This game tells us one simple truth that has been passed down from generation to generation; playing with fire is fun.
Little Inferno is the newest game from the masterminds behind indie hit World of Goo and the links are obvious right from the start. It employs the same Tim Burton-esque art-style (this time much creepier however), similar musical score and even a similarly strange but wonderful story. However, with what World of Goo did for physics based puzzling, you’d expect Little Inferno to marry the same kind of fantastic gameplay with brilliant art-direction; it does not.
Little Inferno in fact is almost devoid of gameplay. You buy items, drag them up into the fireplace and then burn them, getting money from them (more than you spend on them) that you can spend on further items. There are a few catalogues of items to burn through, each one containing many different things to burn, while some things burn in the standard manner, many items when burnt do strange things like shoot fire, explode, freeze the surroundings and make music. Seeing how every different item will respond to being set on fire is pretty fun, but ultimately, you are just watching things burn.
Each item comes with a small description, each one pretty funny. The items range from the mundane (like sunglasses), the utterly bizarre (a factory that grinds up whatever you throw into it) and the self-referential items that poke fun at the game industry; take the zombie’s description for example: ‘because a game isn’t complete without one’.
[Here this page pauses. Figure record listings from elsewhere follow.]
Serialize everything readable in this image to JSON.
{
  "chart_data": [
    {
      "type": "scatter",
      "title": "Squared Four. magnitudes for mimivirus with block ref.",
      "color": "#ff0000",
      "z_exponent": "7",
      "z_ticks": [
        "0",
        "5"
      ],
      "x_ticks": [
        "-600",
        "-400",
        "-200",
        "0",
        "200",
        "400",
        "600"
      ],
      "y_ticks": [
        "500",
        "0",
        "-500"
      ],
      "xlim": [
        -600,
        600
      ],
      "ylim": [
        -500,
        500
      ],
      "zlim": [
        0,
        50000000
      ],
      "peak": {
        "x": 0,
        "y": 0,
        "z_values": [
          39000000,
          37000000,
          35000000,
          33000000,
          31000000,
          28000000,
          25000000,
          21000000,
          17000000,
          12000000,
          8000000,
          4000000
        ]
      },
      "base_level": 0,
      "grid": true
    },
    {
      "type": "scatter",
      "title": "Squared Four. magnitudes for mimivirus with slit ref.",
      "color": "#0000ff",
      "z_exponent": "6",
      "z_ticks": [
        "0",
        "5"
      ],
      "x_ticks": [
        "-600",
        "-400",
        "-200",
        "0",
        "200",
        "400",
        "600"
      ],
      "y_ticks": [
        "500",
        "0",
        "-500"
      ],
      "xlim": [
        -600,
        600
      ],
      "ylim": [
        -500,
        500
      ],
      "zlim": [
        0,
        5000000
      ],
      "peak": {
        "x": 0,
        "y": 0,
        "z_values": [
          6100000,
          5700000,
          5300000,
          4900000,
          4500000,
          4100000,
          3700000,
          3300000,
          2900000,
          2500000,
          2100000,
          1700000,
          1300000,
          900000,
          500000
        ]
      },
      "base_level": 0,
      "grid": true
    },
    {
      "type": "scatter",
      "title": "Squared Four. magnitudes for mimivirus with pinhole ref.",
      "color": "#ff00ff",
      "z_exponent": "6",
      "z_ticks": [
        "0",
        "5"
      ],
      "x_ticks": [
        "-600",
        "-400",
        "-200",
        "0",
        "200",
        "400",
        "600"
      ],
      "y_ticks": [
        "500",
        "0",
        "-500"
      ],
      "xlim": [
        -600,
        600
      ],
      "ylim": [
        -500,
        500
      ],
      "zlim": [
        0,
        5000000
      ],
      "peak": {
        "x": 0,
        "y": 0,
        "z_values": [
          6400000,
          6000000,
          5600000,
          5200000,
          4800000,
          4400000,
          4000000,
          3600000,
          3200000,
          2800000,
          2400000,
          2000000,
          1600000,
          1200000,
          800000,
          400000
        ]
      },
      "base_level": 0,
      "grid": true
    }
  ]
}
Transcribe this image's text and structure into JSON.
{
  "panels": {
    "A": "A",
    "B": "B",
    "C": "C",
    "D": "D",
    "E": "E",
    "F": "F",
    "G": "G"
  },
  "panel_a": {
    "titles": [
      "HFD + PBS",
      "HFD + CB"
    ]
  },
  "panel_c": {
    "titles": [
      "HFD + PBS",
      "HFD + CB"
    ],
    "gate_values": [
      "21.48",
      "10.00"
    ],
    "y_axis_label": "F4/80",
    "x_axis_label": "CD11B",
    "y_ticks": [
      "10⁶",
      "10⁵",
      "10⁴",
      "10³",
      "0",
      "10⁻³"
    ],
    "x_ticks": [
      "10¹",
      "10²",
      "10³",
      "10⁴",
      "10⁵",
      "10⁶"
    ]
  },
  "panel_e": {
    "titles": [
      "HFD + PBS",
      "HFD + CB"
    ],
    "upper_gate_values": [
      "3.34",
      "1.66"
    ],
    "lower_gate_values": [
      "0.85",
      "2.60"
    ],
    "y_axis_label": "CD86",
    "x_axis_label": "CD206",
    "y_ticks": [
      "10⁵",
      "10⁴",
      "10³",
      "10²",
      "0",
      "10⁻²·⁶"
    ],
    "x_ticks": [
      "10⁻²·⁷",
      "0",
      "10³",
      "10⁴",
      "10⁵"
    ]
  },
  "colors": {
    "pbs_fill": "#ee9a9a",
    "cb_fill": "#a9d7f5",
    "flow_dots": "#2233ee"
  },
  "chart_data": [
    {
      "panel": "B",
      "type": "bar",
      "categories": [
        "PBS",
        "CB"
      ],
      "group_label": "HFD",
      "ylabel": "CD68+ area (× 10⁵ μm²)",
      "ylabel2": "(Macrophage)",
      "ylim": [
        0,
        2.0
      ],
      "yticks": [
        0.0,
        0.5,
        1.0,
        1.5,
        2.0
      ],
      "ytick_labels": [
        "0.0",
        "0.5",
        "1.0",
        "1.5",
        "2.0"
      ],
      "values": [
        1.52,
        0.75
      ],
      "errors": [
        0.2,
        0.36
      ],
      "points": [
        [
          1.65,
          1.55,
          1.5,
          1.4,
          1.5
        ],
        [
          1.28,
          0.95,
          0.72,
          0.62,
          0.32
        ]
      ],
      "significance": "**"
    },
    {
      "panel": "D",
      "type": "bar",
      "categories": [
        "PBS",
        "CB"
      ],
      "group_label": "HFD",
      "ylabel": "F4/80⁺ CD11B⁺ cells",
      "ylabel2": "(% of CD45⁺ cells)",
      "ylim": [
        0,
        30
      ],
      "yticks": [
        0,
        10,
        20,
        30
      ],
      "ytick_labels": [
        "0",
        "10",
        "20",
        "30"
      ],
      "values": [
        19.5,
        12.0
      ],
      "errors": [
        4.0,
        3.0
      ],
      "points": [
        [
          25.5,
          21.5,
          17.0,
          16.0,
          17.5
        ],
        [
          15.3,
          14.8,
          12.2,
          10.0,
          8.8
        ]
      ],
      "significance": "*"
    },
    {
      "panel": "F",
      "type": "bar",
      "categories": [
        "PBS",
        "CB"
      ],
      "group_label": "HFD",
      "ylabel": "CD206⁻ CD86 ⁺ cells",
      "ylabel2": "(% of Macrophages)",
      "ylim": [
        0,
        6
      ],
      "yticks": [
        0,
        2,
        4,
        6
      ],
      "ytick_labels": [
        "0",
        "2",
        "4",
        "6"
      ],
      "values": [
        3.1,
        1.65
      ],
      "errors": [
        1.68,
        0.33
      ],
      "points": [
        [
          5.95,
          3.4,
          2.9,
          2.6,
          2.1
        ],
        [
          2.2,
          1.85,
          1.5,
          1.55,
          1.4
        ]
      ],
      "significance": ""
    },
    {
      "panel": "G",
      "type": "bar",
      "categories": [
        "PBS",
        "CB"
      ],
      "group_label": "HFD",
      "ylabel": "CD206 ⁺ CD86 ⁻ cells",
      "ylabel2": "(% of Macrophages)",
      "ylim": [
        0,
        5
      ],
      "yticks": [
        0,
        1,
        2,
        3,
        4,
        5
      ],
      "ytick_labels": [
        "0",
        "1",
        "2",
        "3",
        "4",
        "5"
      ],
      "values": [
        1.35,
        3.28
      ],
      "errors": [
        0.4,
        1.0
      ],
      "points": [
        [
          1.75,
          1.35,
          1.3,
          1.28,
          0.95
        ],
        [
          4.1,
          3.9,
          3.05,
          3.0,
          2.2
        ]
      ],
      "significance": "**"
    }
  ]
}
In order to shake things up however, Tomorrow Corporation (the developers and the name of the company in the game) have included several things to make the game more than just a glorified interactive fireplace. The game employs a waiting list system, in that you must wait for your items to arrive before you burn them, to get around this waiting you can use tickets to get the item instantly. To get these tickets you must perform combos, there are ninety-nine combos in total to achieve, but they are not made very easy to perform. Each one is given as a clue, and it is left up to you to choose the two or three items to burn in order to achieve the combo. These combos really do enhance the overall experience of Little Inferno as a game very well, but to be honest it is the game’s story that really holds the whole thing together.
The narrative of the game is told through the occasional letter (mostly sent by Sugar Plumps), each one giving that little more insight into the world and story of Little Inferno. This system of drip-feeding information works well as a narrative hook and you will be wondering why the world has gone cold and why people need the Little Inferno fireplace. Luckily then, the end of the game is really rather good. I do not want to divulge too much information about the endgame, but suffice to say, it is one of the best I have ever experienced in games after playing them avidly for around fourteen years. Yes, the pay-off from around five hours of playing with fire really is outstanding.
However, the majority of the game is spent burning things and although it has been made as interesting as it could be, it is hardly the most exciting game. It is quite fun to experiment with burning different things together and just messing around, but there is only so much you can do. This is where the short length of the game is beneficial, if it took longer to finish the game you would just get bored.
Luckily, watching is something this game can get away with as it looks lovely. The fire physics are wonderful, and the games art-style translates beautifully with the HD graphics of the Wii U. It is one of the nicest-looking indie games I have ever played and it ranks up there with World of Goo, LIMBO and Trine 2 in terms of visuals.
In terms of what to play Little Inferno on I can only recommend the Wii U version (not only by the fact that it is the only version I’ve played). It seems like the game was made for touchscreens, but for me the Wii U version seems like a better choice than playing on the iPad for one reason: the TV. Little Inferno played on an HD television truly is a sight to behold and the creepy aesthetic of the game (particularly in the final sequence) really pops from the screen.
Little Inferno is a strange yet wonderful experience. As a game, it is not very exciting or hard, it is not as easy to recommend as World of Goo, indeed, it is not the masterpiece of puzzle design as that game was (not even a puzzle game really), but through it’s beautiful visuals, good sense of humour, infinitely charming narrative and incredible ending Little Inferno is at least a great experience.
Underneath the creepy exterior lies a heart of gold that you will want to burn.